Stocks Boost Spending

Greenspan said that an observer in 2010 looking back at this
current economy might describe it as an example of overconfidence
or as a ''once-in-a-century acceleration of innovation ... and
stock prices at a pace not seen in generations, if ever.''

In either case, he said rising stock prices have created a
''potential challenge'' as gains from stock investments have led
to stepped-up spending by businesses and consumers ''beyond the
increases in supply.''

Gains in stocks, he said, may have added about 1 percentage
point, or one-quarter of added economic output, in annual gross
domestic product in the U.S. since late 1996.

That added demand, which can't entire be satisfied by U.S.
producers, has created an appetite for imports.
''Thus the impetus to spending from the wealth effect by its
very nature clearly cannot persist indefinitely,'' he said. ''It
is, in effect, increased purchasing from future income.''

Technology Gains

Greenspan, who has spoken before of the economic gains that
come with greater use of technology, pressed forward on that
theme. Information technology allows companies to react faster to
consumer demands, he said, reducing the need for ''substantial
programmed redundancies,'' such as heavy use of warehouses to
store unwanted goods.
''Before this revolution in information availability, most
20th century business decision-making had been hampered by wide
uncertainty,'' he said.

Now, businesses take fewer risks, allowing them to devote
their resources to other tasks. New technology also allows
businesses to substitute capital investment for labor when
workers are scarce and capital is cheap, as has been the case.

Those labor-saving gains, in turn, have made companies more
competitive and less likely to raise prices, because companies
are afraid that their competitors could use technology to keep
prices steady, Greenspan said.
''The increasing availability of labor-displacing equipment
and software, at declining prices and improving delivery lead
times, is arguably at the root of the loss of business pricing
power in recent years,'' he said.

That has helped keep consumer prices low.

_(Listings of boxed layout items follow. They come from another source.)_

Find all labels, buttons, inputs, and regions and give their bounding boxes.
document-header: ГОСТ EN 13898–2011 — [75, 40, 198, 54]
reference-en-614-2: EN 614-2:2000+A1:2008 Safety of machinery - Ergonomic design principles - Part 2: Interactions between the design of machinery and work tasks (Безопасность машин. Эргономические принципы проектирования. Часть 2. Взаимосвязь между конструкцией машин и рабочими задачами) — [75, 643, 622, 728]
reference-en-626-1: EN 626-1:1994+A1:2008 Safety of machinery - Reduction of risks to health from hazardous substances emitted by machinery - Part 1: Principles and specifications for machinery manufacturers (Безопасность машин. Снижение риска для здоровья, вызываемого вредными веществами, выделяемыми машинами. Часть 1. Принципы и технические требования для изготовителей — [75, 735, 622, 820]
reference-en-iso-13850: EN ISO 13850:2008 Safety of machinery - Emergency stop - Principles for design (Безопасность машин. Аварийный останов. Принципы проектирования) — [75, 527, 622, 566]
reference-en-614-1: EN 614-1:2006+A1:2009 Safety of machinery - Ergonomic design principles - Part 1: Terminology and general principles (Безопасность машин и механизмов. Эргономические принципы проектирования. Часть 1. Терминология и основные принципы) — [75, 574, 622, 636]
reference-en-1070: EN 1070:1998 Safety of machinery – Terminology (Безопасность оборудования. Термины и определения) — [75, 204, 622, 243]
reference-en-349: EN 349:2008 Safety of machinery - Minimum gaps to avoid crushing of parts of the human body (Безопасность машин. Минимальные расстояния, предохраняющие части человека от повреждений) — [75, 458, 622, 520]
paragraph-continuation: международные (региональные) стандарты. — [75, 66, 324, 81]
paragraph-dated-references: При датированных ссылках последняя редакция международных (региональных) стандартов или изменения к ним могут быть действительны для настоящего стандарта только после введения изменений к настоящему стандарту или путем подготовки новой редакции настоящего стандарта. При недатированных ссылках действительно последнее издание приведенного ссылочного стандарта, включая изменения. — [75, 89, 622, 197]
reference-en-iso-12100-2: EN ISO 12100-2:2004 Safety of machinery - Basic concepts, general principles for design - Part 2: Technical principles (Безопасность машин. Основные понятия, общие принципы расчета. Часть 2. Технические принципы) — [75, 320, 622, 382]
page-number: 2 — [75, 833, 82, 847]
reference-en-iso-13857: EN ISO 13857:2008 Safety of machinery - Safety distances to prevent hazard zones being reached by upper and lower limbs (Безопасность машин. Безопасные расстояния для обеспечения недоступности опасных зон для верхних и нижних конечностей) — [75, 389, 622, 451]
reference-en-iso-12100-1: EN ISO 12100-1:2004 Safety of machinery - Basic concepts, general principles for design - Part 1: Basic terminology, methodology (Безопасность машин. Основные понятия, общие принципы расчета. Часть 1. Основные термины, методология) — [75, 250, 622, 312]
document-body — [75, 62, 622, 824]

In the 12-month
period that ended in November, consumer prices rose 2.6 percent.

'Virtuous Cycle'

''There is a virtuous capital investment cycle at play
here,'' he said. As technology boosts productivity, profits rise,
pushing further investment and spending while at the same time
costs and prices are held at bay, further increasing
profitability, Greenspan said.

Greenspan said government surpluses built in the 1990s
remain a ''critical factor'' in keeping the U.S. economy on its
current course.
''A continuing expansion of the surplus would surely aid in
sustaining the productive investment that has been key to
leveraging the opportunities provided by new technology,'' he
said.
''I trust the recent flurry of increased federal government
outlays, seemingly made easier by the emerging surpluses, is an
aberration,'' he said.

Greenspan also said policy-makers need to ''address the
associated dislocations that emerge'' as the economy continues to
gain from productivity-enhancing tools that force workers from
jobs. ''Societies cannot thrive when significant segments
perceive its functioning as unjust,'' he said.